Thanks a lot in advance for any advice or discussion.

Answer 1

The theorem/fact you mention need not hold for all $\mathfrak p$, e.g., take $f(x) = x^2 + 9$. Then $f(x) \equiv x^2 \bmod 3$ but $(3) \not= \mathfrak P^2$ in $K = \mathbf Q(\sqrt{-9}) = \mathbf Q(i)$. A comment to your question points out that such a result can be made to work as long as you avoid primes dividing a certain index.

Back to your question over $\mathbf Q$, let $r$ be a root of $f(x)$, so $K \supset \mathbf Q(r) \supset \mathbf Q$. Since $K$ is a compositum of fields isomorphic to $\mathbf Q(r)$, $p$ is unramified in $K$ if and only if it is unramified in $\mathbf Q(r)$. The primes over $p$ in $K$ have a common residue field degree $f_p(K/\mathbf Q)$ over $\mathbf Z/(p)$ since $K/\mathbf Q$ is Galois. When $p$ is unramified in $\mathbf Q(r)$, which applies to all but finitely many primes, there is a formula for $f_p(K/\mathbf Q)$ in terms of the residue field degrees over $\mathbf Z/(p)$ at the primes over $p$ in $\mathbf Q(r)$: calling those residue field degrees $f_1, \ldots, f_g$, we have $f_p(K/\mathbf Q) = {\rm lcm}(f_1,\ldots,f_g)$. So as long as you focus on the prime numbers $p$ that are unramified in $K$, you can work out $f_p(K/\mathbf Q)$ by working out the residue field degrees over $p$ in $\mathbf Q(r)$.

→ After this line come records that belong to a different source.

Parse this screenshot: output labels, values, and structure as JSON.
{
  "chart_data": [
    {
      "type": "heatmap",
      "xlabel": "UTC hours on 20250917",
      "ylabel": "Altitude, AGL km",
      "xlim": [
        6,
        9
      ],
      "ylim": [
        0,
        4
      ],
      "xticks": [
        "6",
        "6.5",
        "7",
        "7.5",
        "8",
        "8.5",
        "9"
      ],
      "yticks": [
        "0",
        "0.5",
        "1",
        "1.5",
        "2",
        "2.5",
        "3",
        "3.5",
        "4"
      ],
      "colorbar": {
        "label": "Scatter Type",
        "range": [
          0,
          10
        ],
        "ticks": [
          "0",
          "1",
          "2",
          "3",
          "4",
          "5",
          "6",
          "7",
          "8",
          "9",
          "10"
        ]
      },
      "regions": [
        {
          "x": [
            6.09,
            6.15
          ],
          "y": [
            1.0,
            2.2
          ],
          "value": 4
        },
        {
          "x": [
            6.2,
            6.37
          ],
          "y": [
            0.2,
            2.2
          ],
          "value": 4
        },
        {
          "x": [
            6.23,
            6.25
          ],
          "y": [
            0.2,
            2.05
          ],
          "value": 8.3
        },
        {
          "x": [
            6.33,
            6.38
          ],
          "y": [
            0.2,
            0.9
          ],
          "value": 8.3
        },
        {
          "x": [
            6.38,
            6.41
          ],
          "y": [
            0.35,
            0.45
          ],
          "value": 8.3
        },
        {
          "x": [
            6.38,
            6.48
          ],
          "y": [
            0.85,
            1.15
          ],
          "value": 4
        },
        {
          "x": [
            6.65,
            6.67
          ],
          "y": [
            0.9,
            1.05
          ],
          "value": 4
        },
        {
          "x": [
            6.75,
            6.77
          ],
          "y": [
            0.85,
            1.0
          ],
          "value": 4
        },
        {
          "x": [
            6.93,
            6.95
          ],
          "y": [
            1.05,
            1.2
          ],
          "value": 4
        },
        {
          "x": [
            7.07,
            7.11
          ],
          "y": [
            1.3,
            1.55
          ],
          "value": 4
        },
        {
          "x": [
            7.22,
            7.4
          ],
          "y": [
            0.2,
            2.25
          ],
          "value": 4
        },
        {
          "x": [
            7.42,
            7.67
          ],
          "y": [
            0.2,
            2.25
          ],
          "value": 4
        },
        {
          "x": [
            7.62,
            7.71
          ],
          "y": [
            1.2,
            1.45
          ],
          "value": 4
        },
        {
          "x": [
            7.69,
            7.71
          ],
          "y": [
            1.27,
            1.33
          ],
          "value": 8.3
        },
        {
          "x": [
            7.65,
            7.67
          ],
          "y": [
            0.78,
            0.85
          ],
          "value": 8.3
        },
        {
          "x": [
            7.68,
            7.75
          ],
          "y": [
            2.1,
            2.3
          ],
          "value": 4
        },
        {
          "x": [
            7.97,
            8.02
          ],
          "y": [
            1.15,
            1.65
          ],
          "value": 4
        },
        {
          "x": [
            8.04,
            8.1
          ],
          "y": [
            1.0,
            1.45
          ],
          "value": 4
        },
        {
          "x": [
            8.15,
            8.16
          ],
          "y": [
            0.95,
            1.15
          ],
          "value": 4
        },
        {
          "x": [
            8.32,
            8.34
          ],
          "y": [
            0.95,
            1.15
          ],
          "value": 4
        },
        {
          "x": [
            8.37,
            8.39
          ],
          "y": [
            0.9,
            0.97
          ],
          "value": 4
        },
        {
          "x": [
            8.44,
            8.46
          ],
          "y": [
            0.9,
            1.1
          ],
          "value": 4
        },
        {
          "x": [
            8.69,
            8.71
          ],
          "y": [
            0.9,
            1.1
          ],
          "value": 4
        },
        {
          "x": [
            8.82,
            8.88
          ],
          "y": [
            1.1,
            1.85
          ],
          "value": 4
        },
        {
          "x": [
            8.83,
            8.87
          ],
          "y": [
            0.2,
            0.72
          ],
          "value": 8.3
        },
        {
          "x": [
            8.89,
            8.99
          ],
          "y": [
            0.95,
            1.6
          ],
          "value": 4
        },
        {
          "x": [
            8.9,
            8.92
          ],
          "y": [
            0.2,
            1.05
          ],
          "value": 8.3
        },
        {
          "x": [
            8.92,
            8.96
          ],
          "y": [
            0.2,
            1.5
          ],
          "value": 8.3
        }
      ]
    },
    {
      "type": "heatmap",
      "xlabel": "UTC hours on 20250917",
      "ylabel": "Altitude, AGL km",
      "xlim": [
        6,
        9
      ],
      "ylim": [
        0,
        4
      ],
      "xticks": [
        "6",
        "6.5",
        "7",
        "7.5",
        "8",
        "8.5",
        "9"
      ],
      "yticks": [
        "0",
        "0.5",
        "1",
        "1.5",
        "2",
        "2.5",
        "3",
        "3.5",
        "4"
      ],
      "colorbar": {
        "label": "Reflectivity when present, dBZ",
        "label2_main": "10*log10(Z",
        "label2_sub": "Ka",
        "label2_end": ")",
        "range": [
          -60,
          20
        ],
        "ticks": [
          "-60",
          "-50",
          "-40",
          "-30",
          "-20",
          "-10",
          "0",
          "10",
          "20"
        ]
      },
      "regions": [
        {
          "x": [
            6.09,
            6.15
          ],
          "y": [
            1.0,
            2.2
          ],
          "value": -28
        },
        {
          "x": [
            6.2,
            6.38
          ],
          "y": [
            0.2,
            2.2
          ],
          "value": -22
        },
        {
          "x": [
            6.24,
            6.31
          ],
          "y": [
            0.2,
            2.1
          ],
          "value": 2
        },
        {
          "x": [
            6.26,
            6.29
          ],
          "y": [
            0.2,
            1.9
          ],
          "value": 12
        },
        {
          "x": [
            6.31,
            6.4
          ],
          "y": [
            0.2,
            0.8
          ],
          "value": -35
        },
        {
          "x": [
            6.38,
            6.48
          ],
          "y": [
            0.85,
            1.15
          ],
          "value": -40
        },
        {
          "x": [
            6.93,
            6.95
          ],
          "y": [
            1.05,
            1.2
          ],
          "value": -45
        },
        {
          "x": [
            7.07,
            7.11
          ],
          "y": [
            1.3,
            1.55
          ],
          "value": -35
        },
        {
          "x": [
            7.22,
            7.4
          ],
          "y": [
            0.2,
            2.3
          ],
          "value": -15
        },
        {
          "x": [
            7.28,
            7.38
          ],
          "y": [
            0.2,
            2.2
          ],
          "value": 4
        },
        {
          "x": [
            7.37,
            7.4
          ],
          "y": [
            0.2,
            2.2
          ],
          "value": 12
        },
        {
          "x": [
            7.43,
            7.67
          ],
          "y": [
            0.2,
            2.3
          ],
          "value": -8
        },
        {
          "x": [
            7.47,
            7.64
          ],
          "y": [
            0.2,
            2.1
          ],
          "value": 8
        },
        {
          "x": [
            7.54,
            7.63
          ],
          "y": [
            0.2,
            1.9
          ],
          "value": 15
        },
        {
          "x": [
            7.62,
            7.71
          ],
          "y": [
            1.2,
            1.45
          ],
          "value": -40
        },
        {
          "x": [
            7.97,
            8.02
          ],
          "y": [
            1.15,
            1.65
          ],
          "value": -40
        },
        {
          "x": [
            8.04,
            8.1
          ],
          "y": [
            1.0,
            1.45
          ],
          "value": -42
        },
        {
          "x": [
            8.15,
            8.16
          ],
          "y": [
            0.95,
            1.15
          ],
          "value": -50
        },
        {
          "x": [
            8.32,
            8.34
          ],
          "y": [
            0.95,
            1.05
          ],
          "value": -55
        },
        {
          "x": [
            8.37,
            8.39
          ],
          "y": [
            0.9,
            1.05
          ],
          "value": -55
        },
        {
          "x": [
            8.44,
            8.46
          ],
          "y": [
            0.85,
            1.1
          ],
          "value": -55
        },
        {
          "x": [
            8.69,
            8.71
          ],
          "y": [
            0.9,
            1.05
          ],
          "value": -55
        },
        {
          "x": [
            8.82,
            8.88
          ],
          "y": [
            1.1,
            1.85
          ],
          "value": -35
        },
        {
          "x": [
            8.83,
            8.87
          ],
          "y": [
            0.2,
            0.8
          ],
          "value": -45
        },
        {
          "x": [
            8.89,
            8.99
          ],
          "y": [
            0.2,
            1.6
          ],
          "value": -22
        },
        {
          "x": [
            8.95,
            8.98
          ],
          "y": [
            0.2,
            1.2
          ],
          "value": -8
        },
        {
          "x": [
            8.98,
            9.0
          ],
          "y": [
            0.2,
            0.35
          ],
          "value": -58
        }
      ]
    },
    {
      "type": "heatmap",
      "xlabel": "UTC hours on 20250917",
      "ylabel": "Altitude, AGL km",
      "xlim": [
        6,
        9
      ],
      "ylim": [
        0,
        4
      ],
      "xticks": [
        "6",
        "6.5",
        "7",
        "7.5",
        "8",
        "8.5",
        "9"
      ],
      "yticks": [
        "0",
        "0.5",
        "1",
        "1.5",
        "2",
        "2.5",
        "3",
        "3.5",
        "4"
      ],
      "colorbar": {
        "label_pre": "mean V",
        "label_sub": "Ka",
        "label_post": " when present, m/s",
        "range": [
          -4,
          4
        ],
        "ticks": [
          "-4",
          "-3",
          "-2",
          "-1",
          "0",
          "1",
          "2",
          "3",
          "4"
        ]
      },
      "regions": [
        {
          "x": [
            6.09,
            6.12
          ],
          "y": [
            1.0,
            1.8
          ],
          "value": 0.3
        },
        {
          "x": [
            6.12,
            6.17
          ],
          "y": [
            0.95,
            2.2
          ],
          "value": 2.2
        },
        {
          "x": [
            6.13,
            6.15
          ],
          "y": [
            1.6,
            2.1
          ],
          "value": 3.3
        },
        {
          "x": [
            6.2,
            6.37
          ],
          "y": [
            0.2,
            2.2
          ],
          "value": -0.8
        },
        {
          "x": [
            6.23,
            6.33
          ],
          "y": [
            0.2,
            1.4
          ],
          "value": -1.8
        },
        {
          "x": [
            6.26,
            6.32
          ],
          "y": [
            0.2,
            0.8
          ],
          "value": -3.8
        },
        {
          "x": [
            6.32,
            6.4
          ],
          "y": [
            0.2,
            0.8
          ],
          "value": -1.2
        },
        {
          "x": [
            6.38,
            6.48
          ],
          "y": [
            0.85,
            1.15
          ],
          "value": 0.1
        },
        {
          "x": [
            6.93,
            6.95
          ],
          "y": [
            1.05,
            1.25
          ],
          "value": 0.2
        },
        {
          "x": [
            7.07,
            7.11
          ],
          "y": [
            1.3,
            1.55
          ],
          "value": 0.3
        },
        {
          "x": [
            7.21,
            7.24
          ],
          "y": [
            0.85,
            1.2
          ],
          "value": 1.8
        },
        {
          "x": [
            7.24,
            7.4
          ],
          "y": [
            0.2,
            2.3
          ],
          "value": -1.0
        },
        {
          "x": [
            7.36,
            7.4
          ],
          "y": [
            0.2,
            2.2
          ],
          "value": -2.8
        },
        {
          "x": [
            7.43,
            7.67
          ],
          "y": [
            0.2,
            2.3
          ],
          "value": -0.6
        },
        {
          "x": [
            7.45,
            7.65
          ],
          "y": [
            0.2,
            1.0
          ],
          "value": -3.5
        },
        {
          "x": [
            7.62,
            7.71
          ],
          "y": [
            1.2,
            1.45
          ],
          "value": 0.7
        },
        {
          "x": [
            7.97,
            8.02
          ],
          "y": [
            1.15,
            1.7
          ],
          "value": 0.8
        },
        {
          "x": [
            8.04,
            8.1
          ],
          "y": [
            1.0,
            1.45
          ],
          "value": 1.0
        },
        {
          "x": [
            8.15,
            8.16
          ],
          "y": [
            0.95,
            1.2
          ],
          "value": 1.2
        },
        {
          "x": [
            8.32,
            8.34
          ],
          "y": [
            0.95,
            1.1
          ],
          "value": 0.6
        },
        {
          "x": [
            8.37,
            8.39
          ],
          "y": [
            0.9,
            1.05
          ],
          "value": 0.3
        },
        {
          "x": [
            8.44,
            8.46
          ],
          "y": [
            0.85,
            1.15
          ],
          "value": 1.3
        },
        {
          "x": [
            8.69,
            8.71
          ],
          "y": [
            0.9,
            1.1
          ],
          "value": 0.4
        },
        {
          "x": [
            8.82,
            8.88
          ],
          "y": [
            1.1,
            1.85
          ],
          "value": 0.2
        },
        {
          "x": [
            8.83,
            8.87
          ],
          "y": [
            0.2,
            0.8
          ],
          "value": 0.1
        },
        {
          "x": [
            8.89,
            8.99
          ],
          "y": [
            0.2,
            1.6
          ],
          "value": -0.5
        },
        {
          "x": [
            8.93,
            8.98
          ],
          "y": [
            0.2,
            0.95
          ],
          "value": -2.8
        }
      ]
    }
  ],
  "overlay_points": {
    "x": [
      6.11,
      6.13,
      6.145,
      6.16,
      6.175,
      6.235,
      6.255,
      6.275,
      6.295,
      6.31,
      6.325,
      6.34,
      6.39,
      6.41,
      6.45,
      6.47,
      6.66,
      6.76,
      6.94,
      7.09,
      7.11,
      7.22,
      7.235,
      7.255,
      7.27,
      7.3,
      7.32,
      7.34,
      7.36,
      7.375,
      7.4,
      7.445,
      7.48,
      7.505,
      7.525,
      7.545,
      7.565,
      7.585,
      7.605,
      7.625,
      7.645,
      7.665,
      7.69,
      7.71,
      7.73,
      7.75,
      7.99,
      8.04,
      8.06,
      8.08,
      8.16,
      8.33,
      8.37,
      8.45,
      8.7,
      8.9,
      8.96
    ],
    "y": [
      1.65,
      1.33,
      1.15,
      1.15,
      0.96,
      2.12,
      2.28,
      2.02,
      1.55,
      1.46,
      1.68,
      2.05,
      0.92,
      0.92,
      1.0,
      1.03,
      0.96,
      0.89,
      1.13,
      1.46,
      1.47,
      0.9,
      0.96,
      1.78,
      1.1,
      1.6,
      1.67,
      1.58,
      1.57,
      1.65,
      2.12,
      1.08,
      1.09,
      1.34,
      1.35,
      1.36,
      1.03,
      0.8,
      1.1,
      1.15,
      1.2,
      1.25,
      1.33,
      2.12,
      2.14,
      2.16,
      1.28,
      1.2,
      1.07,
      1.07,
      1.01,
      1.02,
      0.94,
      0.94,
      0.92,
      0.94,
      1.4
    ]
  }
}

When $p$ is an arbitrary prime number, with $g$ prime ideals over it in $\mathbf Q(r)$, the products $e_1f_1, \ldots, e_gf_g$ can not necessarily always be read off from how $f(x) \bmod p$ factors, but they can always be read off from how $f(x)$ factors in $\mathbf Q_p[x]$: the $e_if_i$'s are the degrees of the irreducible $p$-adic factors of $f(x)$. When $p$ is unramified in $\mathbf Q(r)$, all the $e_i$'s are $1$, so the $f_i$'s are the degrees of the irreducible factors of $f(x)$ in $\mathbf Q_p[x]$.